The Elevator Game
Visual development artist, illustrator, compositor, narrative, motion & sound designer
1 3D Artist (also collaborated with narrative writing, concept development)
12 weeks (ongoing)
The Elevator Game is a narrative-driven interactive short film set in modern day East Asia, loosely based on Hong Kong. The film's premise is The Elevator Game, an urban legend popular in East Asia for being a gateway to the spirit world or, conversely, a method to summon spirits to the human world.
Adobe Audition, FL Studio, After Effects, Photoshop, Procreate, Figma, Celtx, Unreal Engine
The story revolves around A, an occult-loving teen girl who wakes up in the middle of a dreamscape with no memory of why and how she got there. Throughout the film, we follow A as she discovers how she got there, and her involvement with the death of a close friend.
This film is a mystery-thriller with horror undertones in a visual exploration of A’s grief as she walks the thin line between memories and reality trying to find her friend in the spirit world. Continue reading to learn more about the process in the making of the project, including narrative, visual, and technical development.

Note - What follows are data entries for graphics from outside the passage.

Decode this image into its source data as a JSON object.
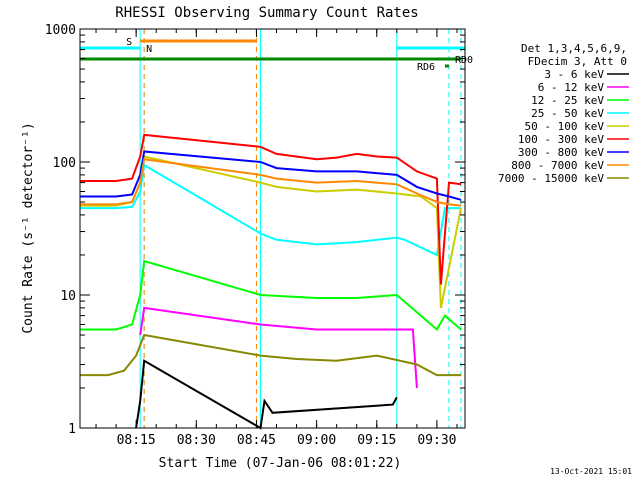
{
  "chart_data": {
    "type": "line",
    "title": "RHESSI Observing Summary Count Rates",
    "xlabel": "Start Time (07-Jan-06 08:01:22)",
    "ylabel": "Count Rate (s⁻¹ detector⁻¹)",
    "y_scale": "log",
    "ylim": [
      1,
      1000
    ],
    "xlim": [
      "08:01",
      "09:37"
    ],
    "x_ticks": [
      "08:15",
      "08:30",
      "08:45",
      "09:00",
      "09:15",
      "09:30"
    ],
    "y_ticks": [
      "1",
      "10",
      "100",
      "1000"
    ],
    "grid": false,
    "legend_header": [
      "Det 1,3,4,5,6,9,",
      "FDecim 3, Att 0"
    ],
    "legend_position": "right",
    "series": [
      {
        "name": "3 - 6 keV",
        "color": "#000000",
        "x": [
          "08:15",
          "08:16",
          "08:17",
          "08:46",
          "08:47",
          "08:49",
          "09:19",
          "09:20"
        ],
        "y": [
          1,
          1.6,
          3.2,
          1,
          1.6,
          1.3,
          1.5,
          1.7
        ]
      },
      {
        "name": "6 - 12 keV",
        "color": "#ff00ff",
        "x": [
          "08:16",
          "08:17",
          "08:46",
          "09:00",
          "09:10",
          "09:20",
          "09:24",
          "09:25"
        ],
        "y": [
          5,
          8,
          6,
          5.5,
          5.5,
          5.5,
          5.5,
          2
        ]
      },
      {
        "name": "12 - 25 keV",
        "color": "#00ff00",
        "x": [
          "08:01",
          "08:10",
          "08:14",
          "08:16",
          "08:17",
          "08:46",
          "09:00",
          "09:10",
          "09:20",
          "09:30",
          "09:32",
          "09:36"
        ],
        "y": [
          5.5,
          5.5,
          6,
          10,
          18,
          10,
          9.5,
          9.5,
          10,
          5.5,
          7,
          5.5
        ]
      },
      {
        "name": "25 - 50 keV",
        "color": "#00ffff",
        "x": [
          "08:01",
          "08:10",
          "08:14",
          "08:16",
          "08:17",
          "08:46",
          "08:50",
          "09:00",
          "09:10",
          "09:20",
          "09:22",
          "09:30",
          "09:32",
          "09:36"
        ],
        "y": [
          45,
          45,
          46,
          60,
          95,
          29,
          26,
          24,
          25,
          27,
          26,
          20,
          45,
          45
        ]
      },
      {
        "name": "50 - 100 keV",
        "color": "#cccc00",
        "x": [
          "08:01",
          "08:10",
          "08:14",
          "08:16",
          "08:17",
          "08:46",
          "08:50",
          "09:00",
          "09:10",
          "09:20",
          "09:26",
          "09:30",
          "09:31",
          "09:36"
        ],
        "y": [
          47,
          47,
          50,
          70,
          110,
          70,
          65,
          60,
          62,
          58,
          55,
          45,
          8,
          45
        ]
      },
      {
        "name": "100 - 300 keV",
        "color": "#ff0000",
        "x": [
          "08:01",
          "08:10",
          "08:14",
          "08:16",
          "08:17",
          "08:46",
          "08:50",
          "09:00",
          "09:05",
          "09:10",
          "09:15",
          "09:20",
          "09:25",
          "09:30",
          "09:31",
          "09:33",
          "09:36"
        ],
        "y": [
          72,
          72,
          75,
          110,
          160,
          130,
          115,
          105,
          108,
          115,
          110,
          108,
          85,
          75,
          12,
          70,
          68
        ]
      },
      {
        "name": "300 - 800 keV",
        "color": "#0000ff",
        "x": [
          "08:01",
          "08:10",
          "08:14",
          "08:16",
          "08:17",
          "08:46",
          "08:50",
          "09:00",
          "09:10",
          "09:20",
          "09:25",
          "09:30",
          "09:33",
          "09:36"
        ],
        "y": [
          55,
          55,
          57,
          80,
          120,
          100,
          90,
          85,
          85,
          80,
          65,
          58,
          55,
          52
        ]
      },
      {
        "name": "800 - 7000 keV",
        "color": "#ff8800",
        "x": [
          "08:01",
          "08:10",
          "08:14",
          "08:16",
          "08:17",
          "08:46",
          "08:50",
          "09:00",
          "09:10",
          "09:20",
          "09:25",
          "09:30",
          "09:33",
          "09:36"
        ],
        "y": [
          48,
          48,
          50,
          70,
          105,
          80,
          75,
          70,
          72,
          68,
          58,
          50,
          48,
          47
        ]
      },
      {
        "name": "7000 - 15000 keV",
        "color": "#888800",
        "x": [
          "08:01",
          "08:08",
          "08:12",
          "08:15",
          "08:17",
          "08:46",
          "08:55",
          "09:05",
          "09:15",
          "09:25",
          "09:30",
          "09:36"
        ],
        "y": [
          2.5,
          2.5,
          2.7,
          3.5,
          5,
          3.5,
          3.3,
          3.2,
          3.5,
          3,
          2.5,
          2.5
        ]
      }
    ],
    "flag_bars": [
      {
        "label": "S",
        "color": "#ff8800",
        "x_start": "08:16",
        "x_end": "08:45",
        "y_rank": 1
      },
      {
        "label": "N",
        "color": "#00ffff",
        "x_start": "08:01",
        "x_end": "08:16",
        "y_rank": 2
      },
      {
        "label": "",
        "color": "#00ffff",
        "x_start": "09:20",
        "x_end": "09:37",
        "y_rank": 2
      },
      {
        "label": "",
        "color": "#008800",
        "x_start": "08:01",
        "x_end": "09:34",
        "y_rank": 3
      },
      {
        "label": "RD0",
        "color": "#008800",
        "x_start": "09:34",
        "x_end": "09:36",
        "y_rank": 3
      },
      {
        "label": "RD6",
        "color": "#008800",
        "x_start": "09:32",
        "x_end": "09:33",
        "y_rank": 4
      }
    ],
    "vertical_markers": [
      {
        "x": "08:01",
        "color": "#00ffff",
        "style": "solid"
      },
      {
        "x": "08:16",
        "color": "#00ffff",
        "style": "solid"
      },
      {
        "x": "08:17",
        "color": "#00ffff",
        "style": "dashed"
      },
      {
        "x": "08:17",
        "color": "#ff8800",
        "style": "dashed"
      },
      {
        "x": "08:45",
        "color": "#ff8800",
        "style": "dashed"
      },
      {
        "x": "08:46",
        "color": "#00ffff",
        "style": "solid"
      },
      {
        "x": "09:20",
        "color": "#00ffff",
        "style": "solid"
      },
      {
        "x": "09:33",
        "color": "#00ffff",
        "style": "dashed"
      },
      {
        "x": "09:36",
        "color": "#00ffff",
        "style": "dashed"
      }
    ],
    "footer_timestamp": "13-Oct-2021 15:01"
  }
}
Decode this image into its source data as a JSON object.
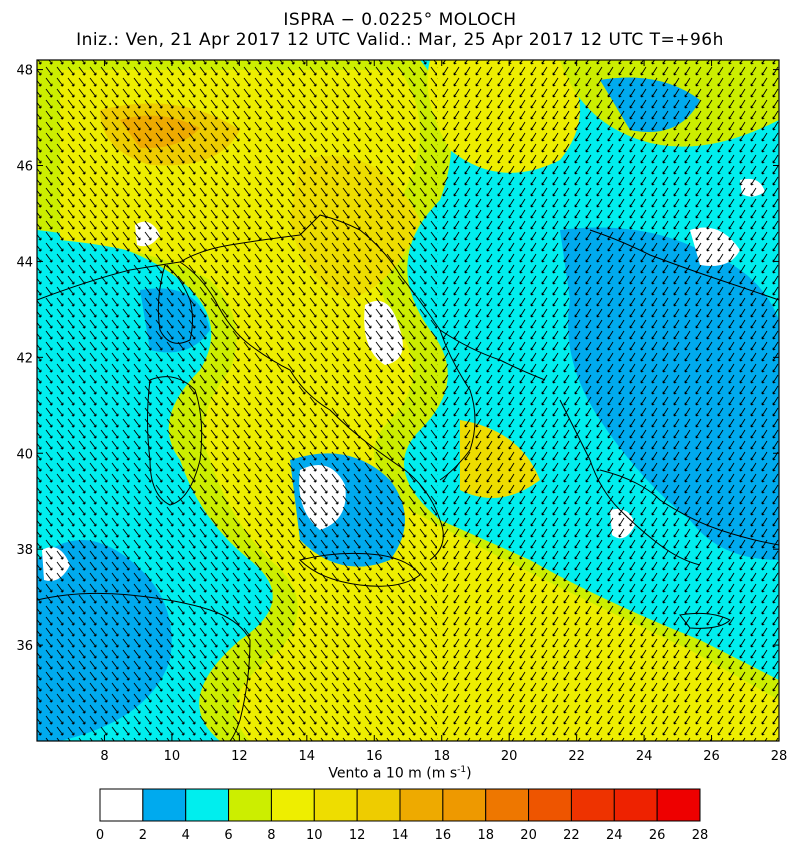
{
  "header": {
    "title": "ISPRA − 0.0225° MOLOCH",
    "subtitle": "Iniz.: Ven, 21 Apr 2017  12 UTC  Valid.: Mar, 25 Apr 2017  12 UTC  T=+96h"
  },
  "axes": {
    "lat_ticks": [
      "48",
      "46",
      "44",
      "42",
      "40",
      "38",
      "36"
    ],
    "lon_ticks": [
      "8",
      "10",
      "12",
      "14",
      "16",
      "18",
      "20",
      "22",
      "24",
      "26",
      "28"
    ],
    "lat_range": [
      34,
      48.2
    ],
    "lon_range": [
      6,
      28
    ]
  },
  "legend": {
    "label_prefix": "Vento a 10 m (m s",
    "label_sup": "-1",
    "label_suffix": ")",
    "bins": [
      {
        "from": "0",
        "color": "#ffffff"
      },
      {
        "from": "2",
        "color": "#00aaee"
      },
      {
        "from": "4",
        "color": "#00eeee"
      },
      {
        "from": "6",
        "color": "#ccee00"
      },
      {
        "from": "8",
        "color": "#eeee00"
      },
      {
        "from": "10",
        "color": "#eedd00"
      },
      {
        "from": "12",
        "color": "#eecc00"
      },
      {
        "from": "14",
        "color": "#eeaa00"
      },
      {
        "from": "16",
        "color": "#ee9900"
      },
      {
        "from": "18",
        "color": "#ee7700"
      },
      {
        "from": "20",
        "color": "#ee5500"
      },
      {
        "from": "22",
        "color": "#ee3300"
      },
      {
        "from": "24",
        "color": "#ee2200"
      },
      {
        "from": "26",
        "color": "#ee0000"
      }
    ],
    "last_tick": "28"
  },
  "colors": {
    "calm": "#ffffff",
    "blue": "#00aaee",
    "cyan": "#00eeee",
    "yellowgreen": "#ccee00",
    "yellow": "#eeee00",
    "orange": "#eeaa00"
  }
}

The Elevator Game is an interactive film with a focus on narrative-driven choices through the eyes of two characters, A and B. Throughout the film, the viewer pieces together clues from each character’s point of view as they navigate the spirit world, the elevator game, and B’s cause of death. The film starts off as A wakes up alone in the middle of a desert-like dreamscape with no recollection of how or why she got there. There is nothing for miles, save for a red cross in the far distance. A sees a vision of a girl nearby, accompanied by the sound of an elevator bell. This triggers a short flashback to a brief interaction with her friend, B. When A awakens from the flashback, she accidentally cuts herself on a shard of glass buried in the sand, and blood rains from the sky. She hears the sound of an elevator bell, and sees the vision of the girl again, next to a shelter. In the shelter, A has a flashback of her and B playing the elevator game together. She realises that it was her that encouraged B to play alone first, leading to B’s death. But just how did B die? In this arc, the experience is shown from B’s point of view as she begins the ritual game and encounters a malicious entity disguised as A. After the flashback ends, A is back in the spirit world and the rain has stopped. She comes across items from her past - chrysanthemums, a card, and a stuffed toy, each one triggering different flashbacks that provide her more background on her and B’s pasts, their friendship, and their experience while playing the elevator game. In the final flashback of those items, A remembers playing the game again by herself shortly after B’s death, trying to find her again. She is brought back to the present time at the sound of the elevator bell. After the last flashback, A wakes up on her bedroom floor, leading her to believe it was all a bad dream. However, upon discovering she has no reflection in the mirror, her shock brings her back to the spirit world, where everything has turned to water. As the water rises, she tries to escape to higher ground, but is swallowed by waves. At the last second, she hears the sound of an elevator bell and is pulled to safety by the girl she saw from afar, who is revealed to be B. As A and B reunite, A expresses her regret for causing B’s death and is faced with possible outcomes - staying trapped in the spirit world, leaving unscathed, or lastly, not knowing if she was ever able to leave or not.
My team member and I were experimenting with a cinematic look and feel in UE5, and so we skewed towards conventional film aesthetics instead of a game, through DSLR camera in UE5, convolutional bloom FX, lens flare, chromatic aberration, depth of field, 21:9 cinemascope aspect ratio, film grain, hand held camera shake, and scanned textures.
In order to incorporate polished artwork and easily give the illusion of movement without drawing frame by frame animation, we decided to use puppeting in After Effects, and simulated rain with Cinema 4D. Finally, I composited everything in After Effects, adding VFX and tracking the artwork onto raw footage created in Unreal Engine.